What was the Nazi ideology?

Führer - the idea that there should be a single leader with complete power rather than a democracy.

Autarky - the idea that Germany should be economically self-sufficient.

A strong Germany - the Treaty of Versailles should be abolished and all German-speaking people united in one country.

Germany was in danger - from Communists and Jews, who had to be destroyed.

Lebensraum - the need for 'living space' for the German nation to expand.

Social Darwinism - the idea that the Aryan race was superior and Jews were 'subhuman'.

Hope it helps you

Answered by Anonymous
4

Answer:

Hitler’s most important individual contribution to the theory and practice of Nazism was his deep understanding of mass psychology and mass propaganda. He stressed the fact that all propaganda must hold its intellectual level at the capacity of the least intelligent of those at whom it is directed and that its truthfulness is much less important than its success. According to Hitler:

It is part of a great leader’s genius to make even widely separated adversaries appear as if they belonged to but one category, because among weakly and undecided characters the recognition of various enemies all too easily marks the beginning of doubt of one’s own rightness.

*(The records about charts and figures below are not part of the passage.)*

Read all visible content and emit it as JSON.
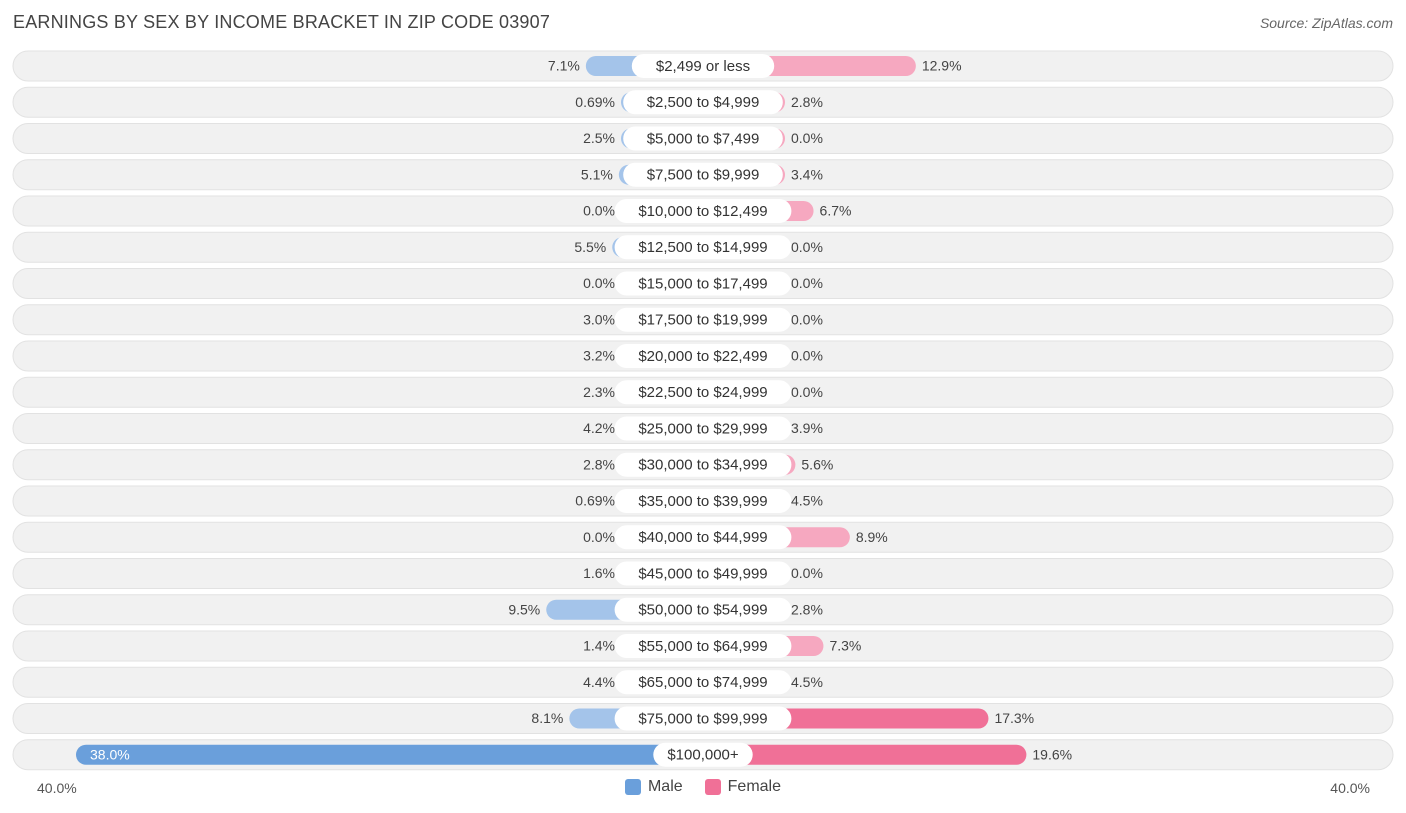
{
  "title": "EARNINGS BY SEX BY INCOME BRACKET IN ZIP CODE 03907",
  "source": "Source: ZipAtlas.com",
  "legend": {
    "male_label": "Male",
    "female_label": "Female"
  },
  "colors": {
    "male_light": "#a4c4ea",
    "male_dark": "#6a9fdb",
    "female_light": "#f6a8c0",
    "female_dark": "#f07097",
    "row_bg": "#f1f1f1",
    "row_border": "#e2e2e2"
  },
  "axis": {
    "left_label": "40.0%",
    "right_label": "40.0%"
  },
  "chart_data": {
    "type": "bar",
    "orientation": "horizontal-diverging",
    "title": "EARNINGS BY SEX BY INCOME BRACKET IN ZIP CODE 03907",
    "xlim": [
      -40,
      40
    ],
    "categories": [
      "$2,499 or less",
      "$2,500 to $4,999",
      "$5,000 to $7,499",
      "$7,500 to $9,999",
      "$10,000 to $12,499",
      "$12,500 to $14,999",
      "$15,000 to $17,499",
      "$17,500 to $19,999",
      "$20,000 to $22,499",
      "$22,500 to $24,999",
      "$25,000 to $29,999",
      "$30,000 to $34,999",
      "$35,000 to $39,999",
      "$40,000 to $44,999",
      "$45,000 to $49,999",
      "$50,000 to $54,999",
      "$55,000 to $64,999",
      "$65,000 to $74,999",
      "$75,000 to $99,999",
      "$100,000+"
    ],
    "series": [
      {
        "name": "Male",
        "values": [
          7.1,
          0.69,
          2.5,
          5.1,
          0.0,
          5.5,
          0.0,
          3.0,
          3.2,
          2.3,
          4.2,
          2.8,
          0.69,
          0.0,
          1.6,
          9.5,
          1.4,
          4.4,
          8.1,
          38.0
        ],
        "labels": [
          "7.1%",
          "0.69%",
          "2.5%",
          "5.1%",
          "0.0%",
          "5.5%",
          "0.0%",
          "3.0%",
          "3.2%",
          "2.3%",
          "4.2%",
          "2.8%",
          "0.69%",
          "0.0%",
          "1.6%",
          "9.5%",
          "1.4%",
          "4.4%",
          "8.1%",
          "38.0%"
        ]
      },
      {
        "name": "Female",
        "values": [
          12.9,
          2.8,
          0.0,
          3.4,
          6.7,
          0.0,
          0.0,
          0.0,
          0.0,
          0.0,
          3.9,
          5.6,
          4.5,
          8.9,
          0.0,
          2.8,
          7.3,
          4.5,
          17.3,
          19.6
        ],
        "labels": [
          "12.9%",
          "2.8%",
          "0.0%",
          "3.4%",
          "6.7%",
          "0.0%",
          "0.0%",
          "0.0%",
          "0.0%",
          "0.0%",
          "3.9%",
          "5.6%",
          "4.5%",
          "8.9%",
          "0.0%",
          "2.8%",
          "7.3%",
          "4.5%",
          "17.3%",
          "19.6%"
        ]
      }
    ]
  }
}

Hitler found this common denominator in the Jews, whom he identified with both Bolshevism and a kind of cosmic evil. The Jews were to be discriminated against not according to their religion but according to their “race.” Nazism declared the Jews—whatever their educational and social development—to be forever fundamentally different from and inimical to Germans.

Nazism attempted to reconcile conservative, nationalist ideology with a socially radical doctrine. In so doing, it became a profoundly revolutionary movement—albeit a largely negative one. Rejecting rationalism, liberalism, democracy, the rule of law, human rights, and all movements of international cooperation and peace, it stressed instinct, the subordination of the individual to the state, and the necessity of blind and unswerving obedience to leaders appointed from above. It also emphasized the inequality of men and races and the right of the strong to rule the weak; sought to purge or suppress competing political, religious, and social institutions; advanced an ethic of hardness and ferocity; and partly destroyed class distinctions by drawing into the movement misfits and failures from all social classes. Although socialism was traditionally an internationalist creed, the radical wing of Nazism knew that a mass base existed for policies that were simultaneously anticapitalist and nationalist. However, after Hitler secured power, this radical strain was eliminated.